De le compléter. De sorte que ce ne soit pas le seul portrait d’Audrey, mais plutôt le portrait de sa situation. Mon axe c’est Audrey, mais dans son histoire il y a d’autres gens, et j’ai envie de m’intéresser à eux, et notamment à Eric, aussi pour une raison qui a à voir avec la question féministe : l’enfant ils l’ont fait à deux, comment ça se passe pour le père ?

On est à une époque où des choses ont été acquises quand même, sur la représentation de la situation des femmes, ou en tout cas on peut penser qu’on en a déjà parlé, même si ça ne dispense pas d’en parler encore, que donc on peut aussi aller plus loin, donc on peut se permettre ce geste de regarder frontalement la situation des hommes.

Un féminisme qui se soucie des hommes…

Voilà ! Qu’on puisse se parler un peu ! Si le féminisme ce n’est qu’une question de femmes pour un monde entre femmes, c’est sans moi, merci.

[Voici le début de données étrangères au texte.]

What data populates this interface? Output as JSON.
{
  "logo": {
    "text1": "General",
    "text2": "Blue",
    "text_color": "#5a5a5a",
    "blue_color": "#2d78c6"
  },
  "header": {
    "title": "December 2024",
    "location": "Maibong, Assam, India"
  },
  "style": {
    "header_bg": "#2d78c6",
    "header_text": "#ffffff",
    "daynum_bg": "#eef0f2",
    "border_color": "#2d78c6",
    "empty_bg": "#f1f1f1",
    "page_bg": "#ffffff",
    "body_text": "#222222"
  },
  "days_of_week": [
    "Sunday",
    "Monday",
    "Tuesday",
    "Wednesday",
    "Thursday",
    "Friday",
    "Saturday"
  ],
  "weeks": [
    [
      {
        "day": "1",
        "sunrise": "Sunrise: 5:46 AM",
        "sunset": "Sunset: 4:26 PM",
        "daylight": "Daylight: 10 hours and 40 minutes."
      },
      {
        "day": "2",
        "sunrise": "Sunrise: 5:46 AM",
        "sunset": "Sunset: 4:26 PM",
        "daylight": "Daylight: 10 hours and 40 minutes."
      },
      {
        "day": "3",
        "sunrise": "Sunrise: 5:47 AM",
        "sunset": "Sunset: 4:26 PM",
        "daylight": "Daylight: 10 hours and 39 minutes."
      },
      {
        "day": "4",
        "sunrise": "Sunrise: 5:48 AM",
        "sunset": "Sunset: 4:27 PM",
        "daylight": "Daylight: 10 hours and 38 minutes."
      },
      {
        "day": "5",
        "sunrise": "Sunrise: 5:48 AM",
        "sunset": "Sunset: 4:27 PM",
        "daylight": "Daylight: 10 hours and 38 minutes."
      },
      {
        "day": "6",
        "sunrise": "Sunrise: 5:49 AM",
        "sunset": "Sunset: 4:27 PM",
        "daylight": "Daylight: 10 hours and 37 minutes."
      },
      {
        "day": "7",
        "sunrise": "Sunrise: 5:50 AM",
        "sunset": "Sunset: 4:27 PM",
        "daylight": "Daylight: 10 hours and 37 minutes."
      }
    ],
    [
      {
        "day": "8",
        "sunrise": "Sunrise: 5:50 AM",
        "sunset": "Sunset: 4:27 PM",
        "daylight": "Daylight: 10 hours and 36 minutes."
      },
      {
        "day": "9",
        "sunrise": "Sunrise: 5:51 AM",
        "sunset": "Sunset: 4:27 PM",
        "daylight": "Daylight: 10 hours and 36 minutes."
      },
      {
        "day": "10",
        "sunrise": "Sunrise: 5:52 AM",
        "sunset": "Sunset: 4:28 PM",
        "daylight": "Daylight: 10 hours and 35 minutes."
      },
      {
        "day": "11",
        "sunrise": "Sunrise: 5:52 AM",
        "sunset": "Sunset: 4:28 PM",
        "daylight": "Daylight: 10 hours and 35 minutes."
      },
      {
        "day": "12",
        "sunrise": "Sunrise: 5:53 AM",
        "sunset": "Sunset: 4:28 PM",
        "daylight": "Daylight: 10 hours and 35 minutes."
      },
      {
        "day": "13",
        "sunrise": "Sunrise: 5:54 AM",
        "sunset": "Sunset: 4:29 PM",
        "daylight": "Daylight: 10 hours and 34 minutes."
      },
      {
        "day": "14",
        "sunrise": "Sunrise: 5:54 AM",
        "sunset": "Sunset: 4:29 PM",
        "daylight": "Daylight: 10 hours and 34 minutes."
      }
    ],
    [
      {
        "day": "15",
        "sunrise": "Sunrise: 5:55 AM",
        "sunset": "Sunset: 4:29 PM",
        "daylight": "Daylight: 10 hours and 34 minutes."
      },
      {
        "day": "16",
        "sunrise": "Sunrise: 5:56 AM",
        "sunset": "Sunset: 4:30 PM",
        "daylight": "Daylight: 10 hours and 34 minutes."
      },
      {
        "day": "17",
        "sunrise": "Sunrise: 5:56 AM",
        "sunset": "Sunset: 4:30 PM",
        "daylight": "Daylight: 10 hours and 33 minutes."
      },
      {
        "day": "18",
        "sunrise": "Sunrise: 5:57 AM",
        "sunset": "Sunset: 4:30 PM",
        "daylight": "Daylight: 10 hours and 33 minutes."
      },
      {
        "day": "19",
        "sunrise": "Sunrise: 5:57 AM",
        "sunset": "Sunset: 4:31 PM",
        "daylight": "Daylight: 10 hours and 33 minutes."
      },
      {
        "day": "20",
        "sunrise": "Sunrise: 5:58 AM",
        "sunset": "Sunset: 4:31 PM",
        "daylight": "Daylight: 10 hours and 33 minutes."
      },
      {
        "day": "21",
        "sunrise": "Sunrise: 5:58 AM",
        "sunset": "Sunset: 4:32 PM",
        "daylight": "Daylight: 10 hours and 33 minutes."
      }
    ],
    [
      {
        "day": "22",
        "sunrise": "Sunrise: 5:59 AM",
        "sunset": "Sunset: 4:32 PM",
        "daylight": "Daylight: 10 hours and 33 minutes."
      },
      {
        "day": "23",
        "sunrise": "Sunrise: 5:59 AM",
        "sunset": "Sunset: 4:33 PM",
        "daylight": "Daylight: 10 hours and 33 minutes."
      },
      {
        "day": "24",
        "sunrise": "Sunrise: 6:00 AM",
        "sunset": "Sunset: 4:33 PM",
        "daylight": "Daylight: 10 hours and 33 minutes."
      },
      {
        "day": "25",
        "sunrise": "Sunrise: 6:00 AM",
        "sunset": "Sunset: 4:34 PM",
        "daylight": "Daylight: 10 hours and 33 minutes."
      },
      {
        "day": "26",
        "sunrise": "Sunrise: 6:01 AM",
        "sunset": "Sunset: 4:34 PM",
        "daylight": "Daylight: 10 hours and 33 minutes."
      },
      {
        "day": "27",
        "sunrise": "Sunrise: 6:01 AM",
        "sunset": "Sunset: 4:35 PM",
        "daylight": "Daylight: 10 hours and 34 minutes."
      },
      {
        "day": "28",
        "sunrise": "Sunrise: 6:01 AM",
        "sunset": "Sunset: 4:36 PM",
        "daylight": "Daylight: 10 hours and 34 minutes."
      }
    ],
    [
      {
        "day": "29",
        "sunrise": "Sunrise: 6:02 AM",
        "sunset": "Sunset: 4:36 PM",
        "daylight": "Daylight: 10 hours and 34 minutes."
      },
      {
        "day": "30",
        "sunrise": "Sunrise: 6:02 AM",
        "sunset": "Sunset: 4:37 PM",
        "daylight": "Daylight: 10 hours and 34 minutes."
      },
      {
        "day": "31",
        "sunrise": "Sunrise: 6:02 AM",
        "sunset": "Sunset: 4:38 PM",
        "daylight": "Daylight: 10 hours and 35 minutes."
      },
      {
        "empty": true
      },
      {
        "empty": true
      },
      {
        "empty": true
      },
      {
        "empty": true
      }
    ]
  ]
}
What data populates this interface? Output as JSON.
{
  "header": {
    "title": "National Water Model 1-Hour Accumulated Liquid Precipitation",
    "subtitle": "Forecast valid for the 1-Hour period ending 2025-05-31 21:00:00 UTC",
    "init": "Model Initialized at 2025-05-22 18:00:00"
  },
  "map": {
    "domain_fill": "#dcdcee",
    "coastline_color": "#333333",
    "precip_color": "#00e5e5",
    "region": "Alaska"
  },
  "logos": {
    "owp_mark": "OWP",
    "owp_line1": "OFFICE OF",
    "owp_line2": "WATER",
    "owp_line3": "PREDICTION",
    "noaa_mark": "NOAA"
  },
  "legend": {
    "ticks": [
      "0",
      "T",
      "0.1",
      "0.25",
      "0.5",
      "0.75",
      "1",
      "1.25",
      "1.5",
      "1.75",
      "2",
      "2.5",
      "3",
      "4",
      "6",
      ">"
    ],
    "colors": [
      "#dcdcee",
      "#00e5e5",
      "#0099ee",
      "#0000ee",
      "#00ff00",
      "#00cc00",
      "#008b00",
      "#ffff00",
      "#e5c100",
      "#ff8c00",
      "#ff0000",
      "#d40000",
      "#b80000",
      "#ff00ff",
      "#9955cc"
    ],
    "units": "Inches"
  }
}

En s’attardant sur Eric on voit que lui se permet un peu plus qu’Audrey d’arriver en retard à un rendez-vous avec son fils. C’est dur pour lui, mais un peu moins… Il doit s’occuper de son fils, mais c’est moins impératif…

Par ailleurs ça lui pose aussi certainement des problèmes, des problèmes différents, et la scène du jeu vidéo est là pour ça, par exemple.

Une séquence pas du tout réaliste, pour le coup, c’est celle de la piscine. Encore un gros décrochage, narratif et atmosphérique… Toujours l’idée de ne jamais s’installer dans quelque chose…

Et de varier les approches. On a l’approche réaliste en général pour envisager les histoires de cul, et là ce serait une approche moins réaliste. Il s’agit d’aller dans le coeur de l’affaire, presque dans un petit théâtre de l’inconscient, en effaçant le vernis social. Donc cette scène plus artificielle est aussi plus vraie que le reste, comme si d’un seul coup le désir était à vif, comme si elle donnait la version nue de la scène qui précède, sur le toit de l’immeuble, où le désir est là sans afficher son centre, qui est du sexe.

Or immédiatement ça se retourne, parce que dans cette façon de mettre à plat le sexe, on retrouve beaucoup de codes, qui pourraient être ceux du porno, de la sitcom, de l’échange par Internet… Ce qui échappe un peu à ça, c’est quand Audrey et son partenaire s’isolent : là, la situation est fausse, plate, mais une fois qu’ils y sont, malgré tout ça fait quelque chose. Au bout du compte, il y a du faux qui donne du vrai. Et cette séquence fausse est plus vraie et en même temps plus fausse !

On retrouve cette oscillation permanente entre l’envie de toucher juste, aussitôt contrariée par l’idée que le juste ce n’est jamais une question d’accès direct. C’est une oscillation qui je crois est au coeur de ce que le réalisme compte de meilleur : un questionnement du réel même.

Oui, le réel c’est compliqué, il ne suffit pas de poser sa caméra. C’est comme la vie : s’il suffisait d’être en vie pour savoir ce qui s’y passe, et s’y sentir complètement, là, présent, ça se saurait je pense. On ne ferait sans doute pas de films non plus. Donc la raison pour laquelle je fais des films est dans le film, j’espère.